To affirm, as did last week’s “Eleison Comments” (190, March 5), that whoever possesses the fullness of Catholic Truth is in the driving-seat of the Catholic Church, may seem a statement at best risky, at worst untrue. After all, 1/ who is in the driving-seat of the Church if not the drivers – the Church authorities – put there by Our Lord? 2/ Since when did Our Lord design his Church to be led by any claimant to the Truth? 3/ Is not the direction of the Church being entrusted to any claimant of Truth a recipe for chaos in the Church?
The best answer is in Scripture. When St Paul preached the true Gospel of Jesus Christ to the peoples of Galatia (think of today’s Turkey), they accepted the Gospel with rejoicing and great fruit (Gal. II, 14–15; III, 5). But soon after he left them to preach elsewhere, enemies of God came amongst them to preach salvation not by faith in Jesus Christ but by the works of the Old Law, notably circumcision (V, 2, 11). By falling for this perversion of the true Gospel (I, 6; III,1), the Galatians provoked from St Paul the glorious Epistle to the Galatians.Here are some key verses from Chapter I:—
“(verse 6) I wonder that you are so soon removed from him that called you into the grace of Christ, unto another gospel. (v.7) Which is not another, only there are some that trouble you, and would pervert the Gospel of Christ. (v.8) But though we, or an angel from Heaven, preach a gospel to you besides that which we have preached to you, let him be anathema. (v.9) As we said before, so now I say again: if anyone preach to you a gospel, besides that which you have received, let him be anathema.” (“Anathema” means, utterly condemned and excommunicated.)
Now it is obvious that any angel appearing to the Galatians would appear with all the authority of a true messenger from Heaven. And if St. Paul himself were to return amongst them, he would appear with all the authority of his prior evangelizing amongst them as Doctor of the Gentiles. In either case the appearances of authority could hardly be stronger. Yet St. Paul says, and repeats, that the Galatians would have to put, as one might say, content before cassock, so that if he were ever to change the content of his preaching, they were not to believe a word of it, whatever the colour of his cassock upon his return!
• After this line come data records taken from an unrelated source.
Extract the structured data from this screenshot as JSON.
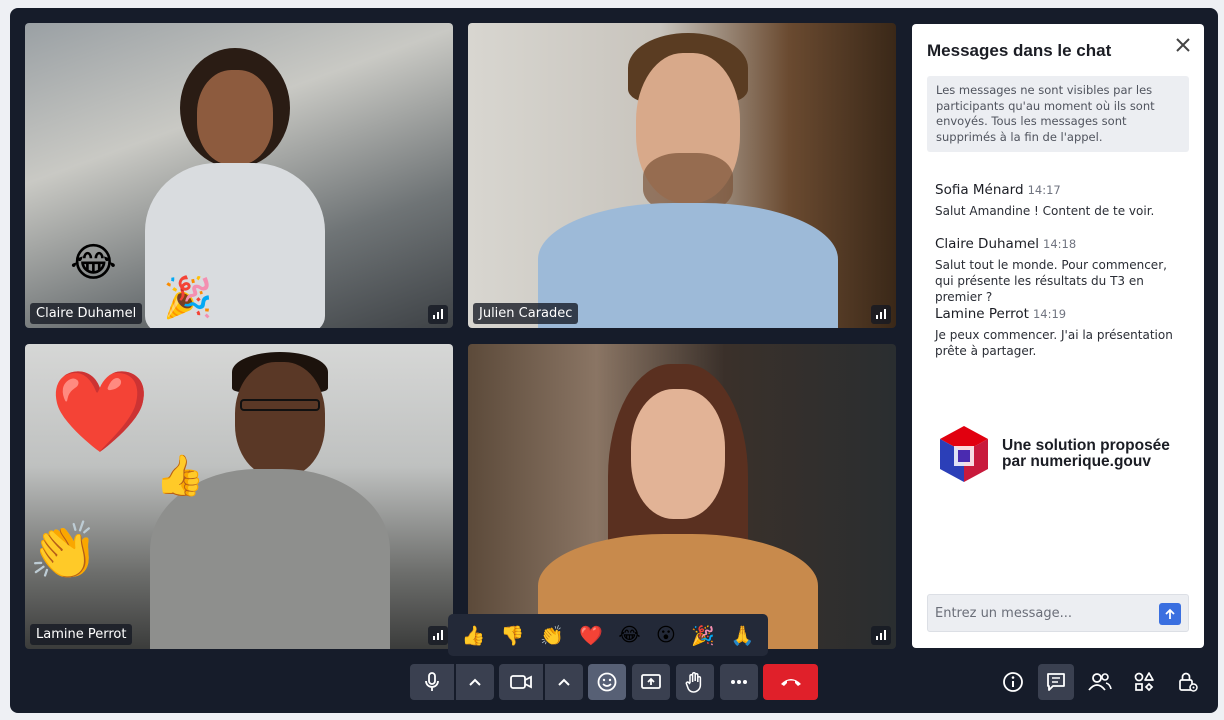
{
  "participants": [
    {
      "name": "Claire Duhamel"
    },
    {
      "name": "Julien Caradec"
    },
    {
      "name": "Lamine Perrot"
    },
    {
      "name": ""
    }
  ],
  "chat": {
    "title": "Messages dans le chat",
    "notice": "Les messages ne sont visibles par les participants qu'au moment où ils sont envoyés. Tous les messages sont supprimés à la fin de l'appel.",
    "messages": [
      {
        "author": "Sofia Ménard",
        "time": "14:17",
        "text": "Salut Amandine ! Content de te voir."
      },
      {
        "author": "Claire Duhamel",
        "time": "14:18",
        "text": "Salut tout le monde. Pour commencer, qui présente les résultats du T3 en premier ?"
      },
      {
        "author": "Lamine Perrot",
        "time": "14:19",
        "text": "Je peux commencer. J'ai la présentation prête à partager."
      }
    ],
    "logo_line1": "Une solution proposée",
    "logo_line2": "par numerique.gouv",
    "input_placeholder": "Entrez un message..."
  },
  "reactions": [
    "👍",
    "👎",
    "👏",
    "❤️",
    "😂",
    "😮",
    "🎉",
    "🙏"
  ],
  "floating_emojis": [
    "😂",
    "🎉",
    "❤️",
    "👍",
    "👏"
  ],
  "colors": {
    "background": "#161c2a",
    "control": "#3a4050",
    "hangup": "#e0202a",
    "send": "#3a6fe0"
  }
}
In answer therefore to the three objections laid out at the start, let us say: 1/ Our Lord puts, ultimately, Truth-tellers and not cassocks in the driving-seat of the Church. 2/ These drivers will be Truth-tellers and not just Truth-claimants. Claims do not make the Truth, but Truth makes its telling (this is what few modern people can grasp). 3/ The Truth being one, then all Truth-tellers will be united in the Truth, and the only chaos will come from souls that reject or pervert that Truth.
The greatness of Archbishop Lefebvre lay in his discerning that Vatican II was sliding into “another” gospel than that of Jesus Christ or St. Paul, a gospel of justification by the works of modern man, and that even white cassocks were not to be followed if they preached it. Is today’s white cassock any different?